Elite colleges pursue rich families. Golden’s work showed that while Harvard accepted about 11 percent of applicants in the late 1990s, when Kushner was admitted (the admission rate is lower now), more than half of the members of the Harvard Committee on University Resources — made up of some of the school’s biggest donors — had children then at the university, and many had sent more than one there.
Harvard isn’t alone. Harrison Frist, a son of former Senate majority leader Bill Frist, received the lowest possible evaluation of his qualifications for admission to Princeton, Golden reported. But the Frist family had given tens of millions to Princeton and stood to give more. Harrison was, of course, accepted.
The irony is that the few families accused by the FBI were allegedly doing what truly rich families have long done on a much larger scale. Those caught up in the scandal apparently weren’t quite rich enough or savvy enough to distribute their money in a way that’s celebrated rather than prosecuted. Based on my research, I’d bet that there are orders of magnitude more students at elite colleges who took the “philanthropy” route to admission rather than the bribery one.
But the true tragedy is that almost all rich families buy their kids into elite colleges by purchasing advantages they pass off as talents, whether by way of sailing lessons or elaborate vacations planned with an eye on admissions essays. We view these vastly overrepresented children of the rich as having earned their spots. And that’s the great American delusion we call “meritocracy.”
My own tutor, in explaining what happened to my family, said he had administered an SSAT to a student with a disability who required extra time; he illegally photocopied the test that was entrusted to him. He used it as a practice test for me and many other students. What he did was wrong. But the fact that families can pay for a leg up on a supposed “aptitude” test often goes unquestioned; after all, they’re just giving their kids what they deserve. My parents gave me a lot I’m enormously grateful for: violin lessons that cost thousands of dollars a year, trips to museums and sites in foreign countries. My boarding-school classmates enjoyed much more: prestigious unpaid internships, interview coaching and tutors who helped with the work of every class.
My parents were doing what all parents want to do — enriching the lives of their children and giving them a better chance at success. They had more of an opportunity than most to do so. Inequality helped: The more the rich have to invest, the less the poor can do to keep up.
The accused families aren’t the only ones to blame, either. Elite schools take more students from the top 1 percent of families than they do from the bottom 60 percent.

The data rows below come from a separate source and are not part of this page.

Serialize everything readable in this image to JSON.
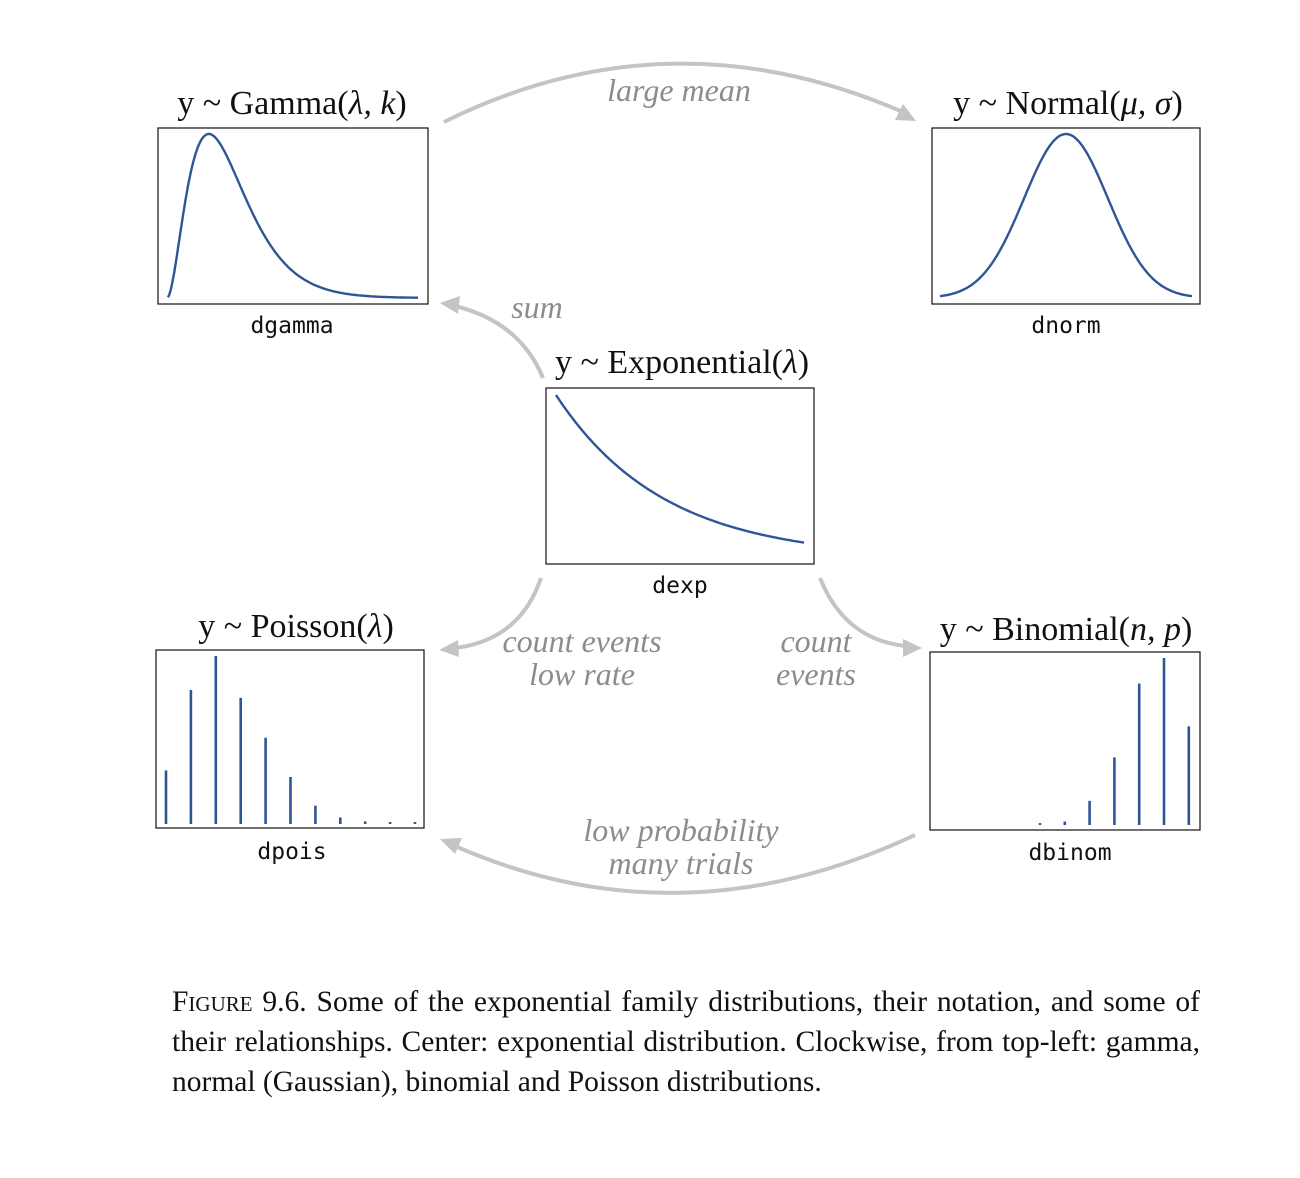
{
  "nodes": {
    "gamma": {
      "title_pre": "y ~ Gamma(",
      "title_params": "λ, k",
      "title_post": ")",
      "r_name": "dgamma",
      "chart_data": {
        "type": "line",
        "curve": "gamma",
        "shape": 3,
        "x": [
          0.05,
          12
        ]
      }
    },
    "normal": {
      "title_pre": "y ~ Normal(",
      "title_params": "μ, σ",
      "title_post": ")",
      "r_name": "dnorm",
      "chart_data": {
        "type": "line",
        "curve": "normal",
        "mean": 0,
        "sd": 1,
        "x": [
          -3,
          3
        ]
      }
    },
    "exponential": {
      "title_pre": "y ~ Exponential(",
      "title_params": "λ",
      "title_post": ")",
      "r_name": "dexp",
      "chart_data": {
        "type": "line",
        "curve": "exponential",
        "rate": 1,
        "x": [
          0,
          2.3
        ]
      }
    },
    "poisson": {
      "title_pre": "y ~ Poisson(",
      "title_params": "λ",
      "title_post": ")",
      "r_name": "dpois",
      "chart_data": {
        "type": "bar",
        "x": [
          0,
          1,
          2,
          3,
          4,
          5,
          6,
          7,
          8,
          9,
          10
        ],
        "values": [
          0.082,
          0.205,
          0.257,
          0.193,
          0.132,
          0.072,
          0.028,
          0.01,
          0.004,
          0.002,
          0.002
        ]
      }
    },
    "binomial": {
      "title_pre": "y ~ Binomial(",
      "title_params": "n, p",
      "title_post": ")",
      "r_name": "dbinom",
      "chart_data": {
        "type": "bar",
        "x": [
          0,
          1,
          2,
          3,
          4,
          5,
          6
        ],
        "values": [
          0.002,
          0.005,
          0.035,
          0.098,
          0.205,
          0.242,
          0.143
        ]
      }
    }
  },
  "relationships": {
    "large_mean": "large mean",
    "sum": "sum",
    "count_low_rate_1": "count events",
    "count_low_rate_2": "low rate",
    "count_1": "count",
    "count_2": "events",
    "low_prob_1": "low probability",
    "low_prob_2": "many trials"
  },
  "caption": {
    "figure_label": "Figure 9.6.",
    "text": "Some of the exponential family distributions, their notation, and some of their relationships. Center: exponential distribution. Clockwise, from top-left: gamma, normal (Gaussian), binomial and Poisson distributions."
  },
  "colors": {
    "curve": "#2f5597",
    "arrow": "#c4c4c4",
    "relation_text": "#8c8c8c"
  }
}
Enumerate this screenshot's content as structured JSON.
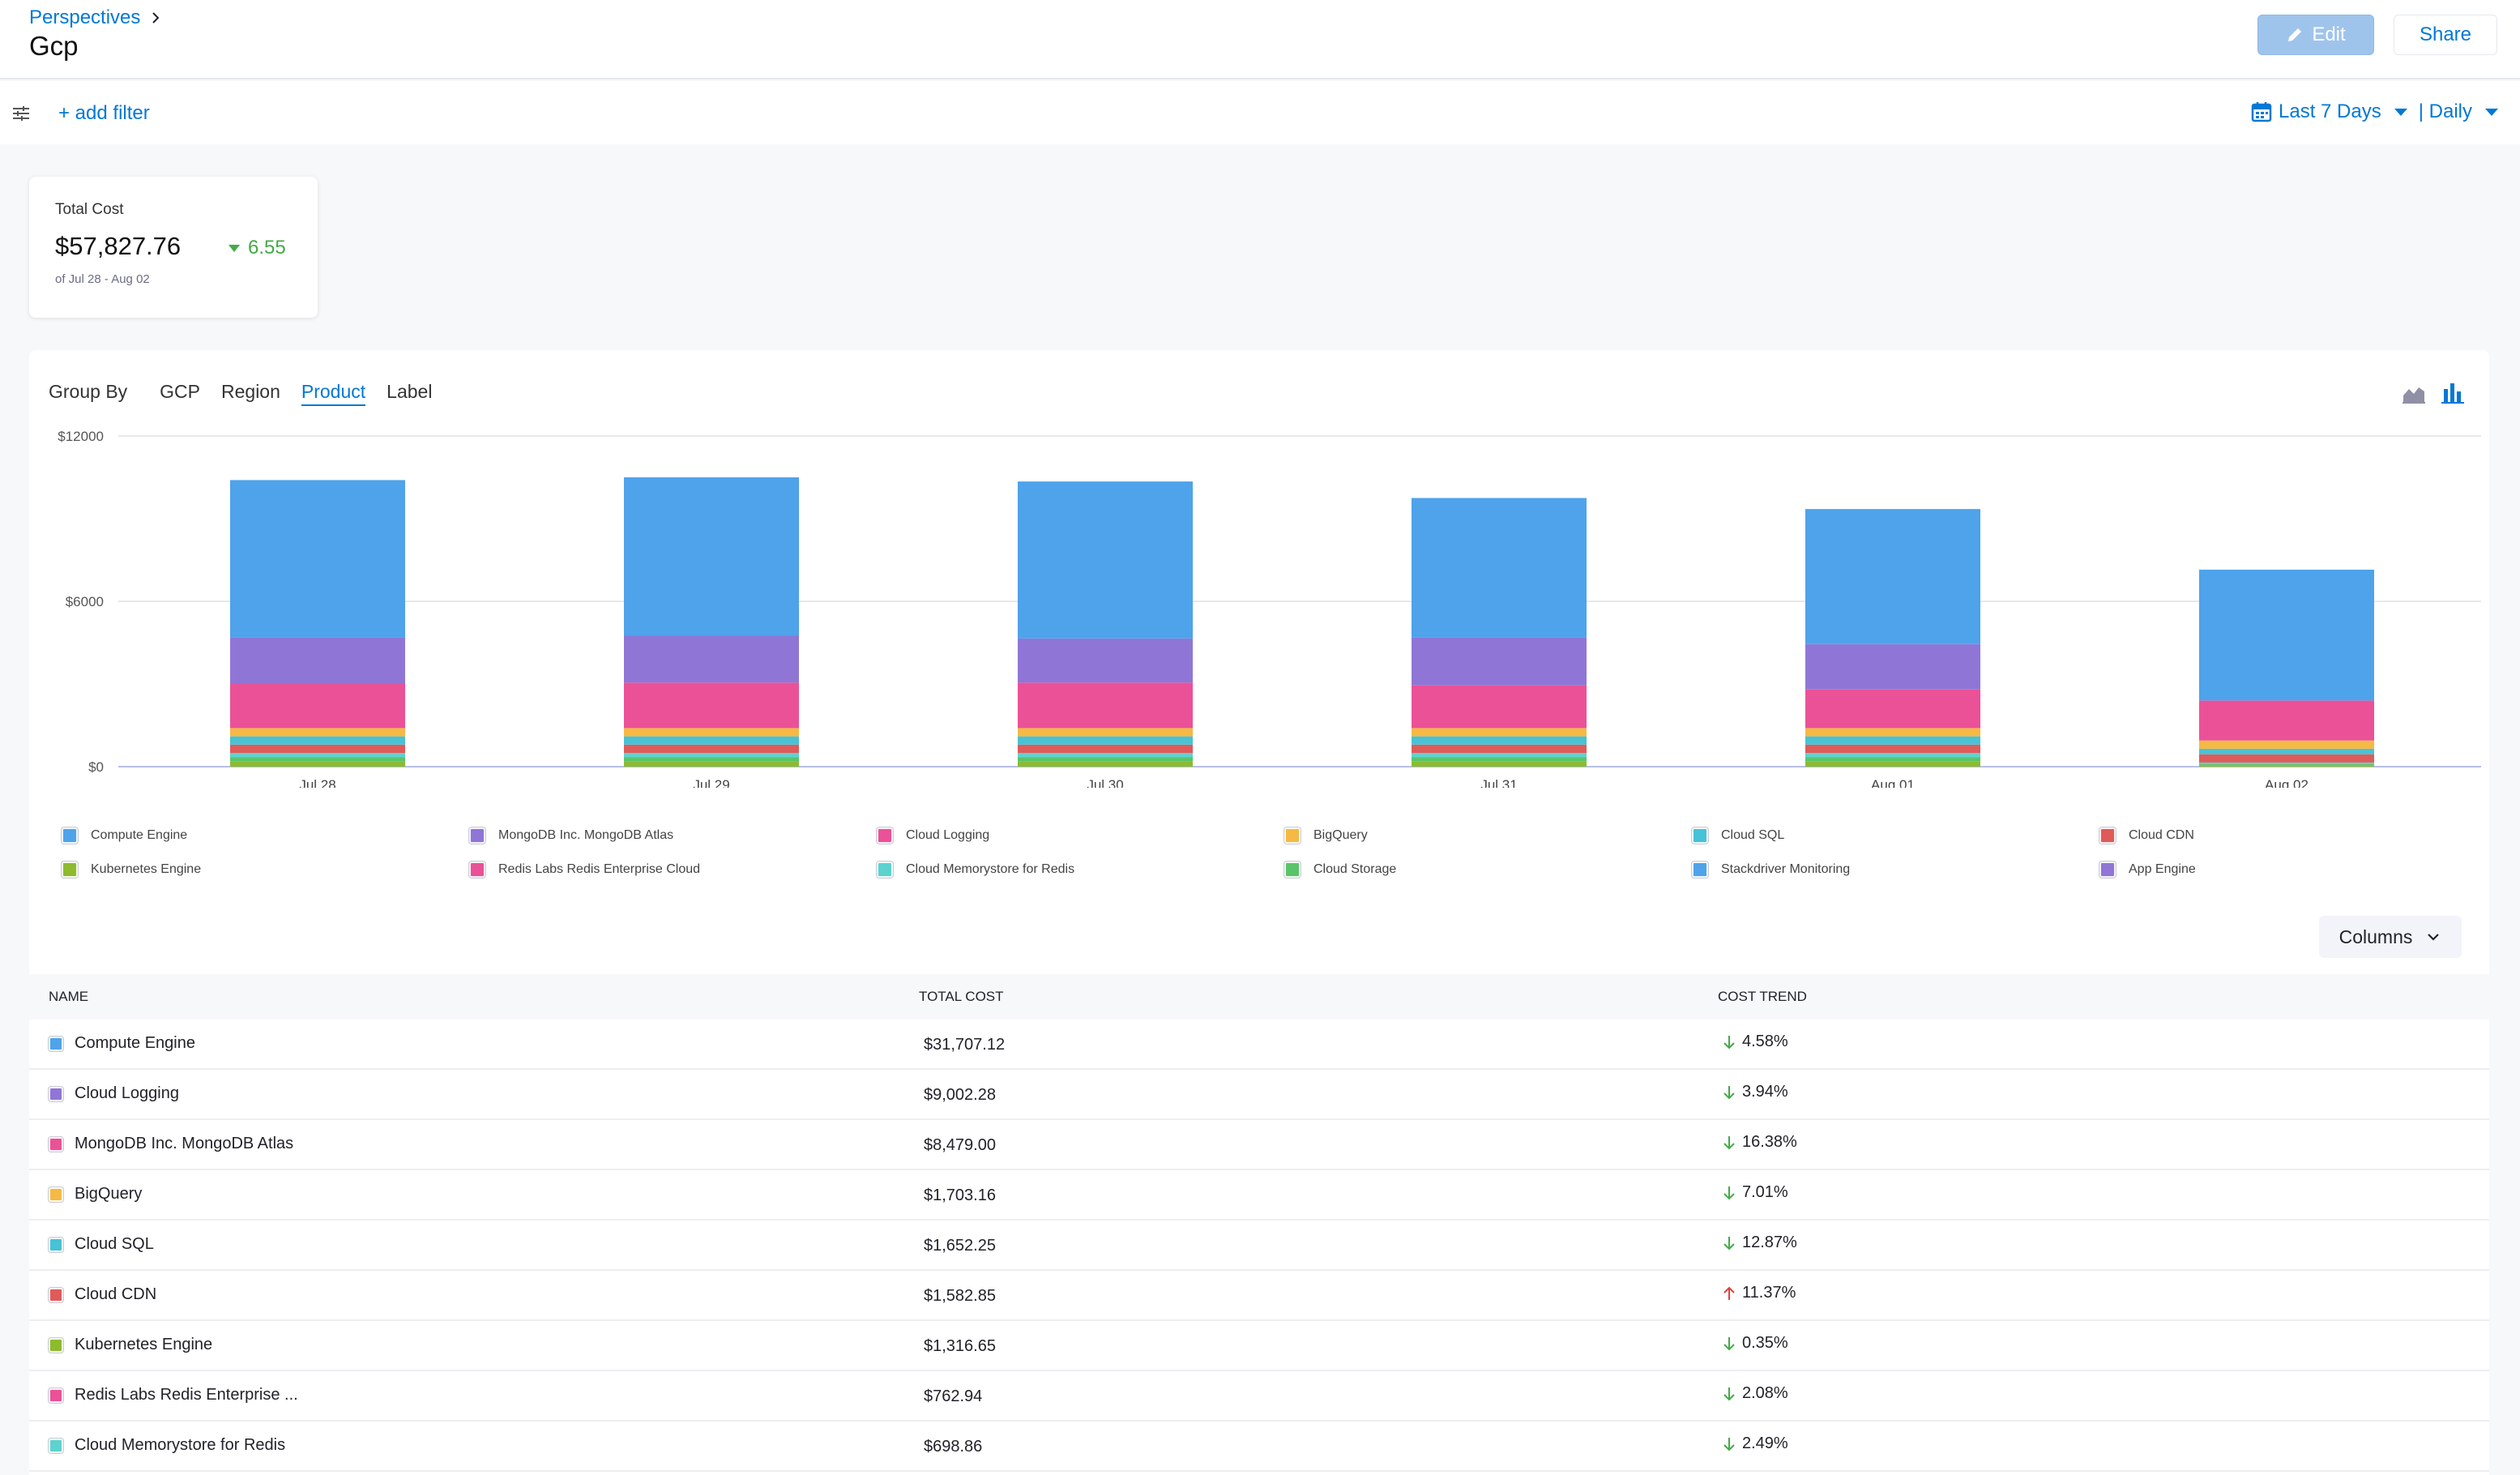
{
  "header": {
    "breadcrumb": "Perspectives",
    "title": "Gcp",
    "edit_label": "Edit",
    "share_label": "Share"
  },
  "filters": {
    "add_filter_label": "+ add filter",
    "date_range": "Last 7 Days",
    "granularity": "| Daily"
  },
  "total_cost": {
    "label": "Total Cost",
    "value": "$57,827.76",
    "trend": "6.55",
    "trend_direction": "down",
    "range": "of Jul 28 - Aug 02"
  },
  "group_by": {
    "label": "Group By",
    "tabs": [
      "GCP",
      "Region",
      "Product",
      "Label"
    ],
    "active": "Product"
  },
  "chart_data": {
    "type": "bar",
    "stacked": true,
    "categories": [
      "Jul 28",
      "Jul 29",
      "Jul 30",
      "Jul 31",
      "Aug 01",
      "Aug 02"
    ],
    "y_ticks": [
      "$0",
      "$6000",
      "$12000"
    ],
    "ylim": [
      0,
      12000
    ],
    "grid": true,
    "legend_position": "bottom",
    "series": [
      {
        "name": "Kubernetes Engine",
        "color": "#8dbb2d",
        "values": [
          200,
          200,
          200,
          200,
          200,
          50
        ]
      },
      {
        "name": "Cloud Storage",
        "color": "#5ac46a",
        "values": [
          150,
          150,
          150,
          150,
          150,
          50
        ]
      },
      {
        "name": "Cloud Memorystore for Redis",
        "color": "#5cd3cf",
        "values": [
          150,
          150,
          150,
          150,
          150,
          50
        ]
      },
      {
        "name": "Cloud CDN",
        "color": "#e05a5a",
        "values": [
          300,
          300,
          300,
          300,
          300,
          300
        ]
      },
      {
        "name": "Cloud SQL",
        "color": "#47c2d6",
        "values": [
          300,
          300,
          300,
          300,
          300,
          200
        ]
      },
      {
        "name": "BigQuery",
        "color": "#f5b944",
        "values": [
          300,
          300,
          300,
          300,
          300,
          300
        ]
      },
      {
        "name": "Cloud Logging",
        "color": "#eb5197",
        "values": [
          1600,
          1650,
          1650,
          1550,
          1400,
          1450
        ]
      },
      {
        "name": "MongoDB Inc. MongoDB Atlas",
        "color": "#8f76d6",
        "values": [
          1700,
          1700,
          1600,
          1750,
          1650,
          0
        ]
      },
      {
        "name": "Compute Engine",
        "color": "#4ea3eb",
        "values": [
          5700,
          5750,
          5700,
          5050,
          4900,
          4750
        ]
      }
    ]
  },
  "legend": [
    {
      "name": "Compute Engine",
      "color": "#4ea3eb"
    },
    {
      "name": "MongoDB Inc. MongoDB Atlas",
      "color": "#8f76d6"
    },
    {
      "name": "Cloud Logging",
      "color": "#eb5197"
    },
    {
      "name": "BigQuery",
      "color": "#f5b944"
    },
    {
      "name": "Cloud SQL",
      "color": "#47c2d6"
    },
    {
      "name": "Cloud CDN",
      "color": "#e05a5a"
    },
    {
      "name": "Kubernetes Engine",
      "color": "#8dbb2d"
    },
    {
      "name": "Redis Labs Redis Enterprise Cloud",
      "color": "#eb5197"
    },
    {
      "name": "Cloud Memorystore for Redis",
      "color": "#5cd3cf"
    },
    {
      "name": "Cloud Storage",
      "color": "#5ac46a"
    },
    {
      "name": "Stackdriver Monitoring",
      "color": "#4ea3eb"
    },
    {
      "name": "App Engine",
      "color": "#8f76d6"
    }
  ],
  "columns_label": "Columns",
  "table": {
    "headers": {
      "name": "NAME",
      "cost": "TOTAL COST",
      "trend": "COST TREND"
    },
    "rows": [
      {
        "name": "Compute Engine",
        "color": "#4ea3eb",
        "cost": "$31,707.12",
        "trend": "4.58%",
        "direction": "down"
      },
      {
        "name": "Cloud Logging",
        "color": "#8f76d6",
        "cost": "$9,002.28",
        "trend": "3.94%",
        "direction": "down"
      },
      {
        "name": "MongoDB Inc. MongoDB Atlas",
        "color": "#eb5197",
        "cost": "$8,479.00",
        "trend": "16.38%",
        "direction": "down"
      },
      {
        "name": "BigQuery",
        "color": "#f5b944",
        "cost": "$1,703.16",
        "trend": "7.01%",
        "direction": "down"
      },
      {
        "name": "Cloud SQL",
        "color": "#47c2d6",
        "cost": "$1,652.25",
        "trend": "12.87%",
        "direction": "down"
      },
      {
        "name": "Cloud CDN",
        "color": "#e05a5a",
        "cost": "$1,582.85",
        "trend": "11.37%",
        "direction": "up"
      },
      {
        "name": "Kubernetes Engine",
        "color": "#8dbb2d",
        "cost": "$1,316.65",
        "trend": "0.35%",
        "direction": "down"
      },
      {
        "name": "Redis Labs Redis Enterprise ...",
        "color": "#eb5197",
        "cost": "$762.94",
        "trend": "2.08%",
        "direction": "down"
      },
      {
        "name": "Cloud Memorystore for Redis",
        "color": "#5cd3cf",
        "cost": "$698.86",
        "trend": "2.49%",
        "direction": "down"
      }
    ]
  }
}
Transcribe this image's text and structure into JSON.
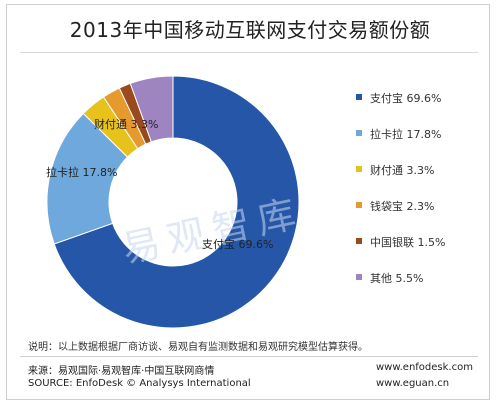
{
  "chart_data": {
    "type": "pie",
    "title": "2013年中国移动互联网支付交易额份额",
    "series": [
      {
        "name": "支付宝",
        "value": 69.6,
        "label": "支付宝 69.6%",
        "color": "#2556a8"
      },
      {
        "name": "拉卡拉",
        "value": 17.8,
        "label": "拉卡拉 17.8%",
        "color": "#6fa8dc"
      },
      {
        "name": "财付通",
        "value": 3.3,
        "label": "财付通 3.3%",
        "color": "#e6c21a"
      },
      {
        "name": "钱袋宝",
        "value": 2.3,
        "label": "钱袋宝 2.3%",
        "color": "#e69a2e"
      },
      {
        "name": "中国银联",
        "value": 1.5,
        "label": "中国银联 1.5%",
        "color": "#9b4a1c"
      },
      {
        "name": "其他",
        "value": 5.5,
        "label": "其他 5.5%",
        "color": "#9f84c2"
      }
    ],
    "slice_labels": [
      {
        "text": "支付宝 69.6%"
      },
      {
        "text": "拉卡拉 17.8%"
      },
      {
        "text": "财付通 3.3%"
      }
    ],
    "legend_position": "right",
    "donut": true
  },
  "watermark": "易观智库",
  "note": "说明：以上数据根据厂商访谈、易观自有监测数据和易观研究模型估算获得。",
  "source_cn": "来源：易观国际·易观智库·中国互联网商情",
  "source_en": "SOURCE: EnfoDesk © Analysys International",
  "url1": "www.enfodesk.com",
  "url2": "www.eguan.cn"
}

The universities play into this ruse, pretending they’re choosing based on talent rather than on the ability to pay full tuition — or in some cases, the capacity to give a building or endow a scholarship that brings in enough poor kids to make the whole operation look legitimate.
This is the real scandal. The 1 percent — more than 1 million American households — have more and more money, and they’re using huge sums so their children can get a leg up on the rest. Those students escape questions about whether they deserve to be there, unlike people who benefit from programs like affirmative action, which could help moderate those advantages. Instead of thinking about this as a problem inherent in the system, we call it the virtue of meritocracy. And we look to the poor and middle classes and ask, “Why aren’t you more talented?”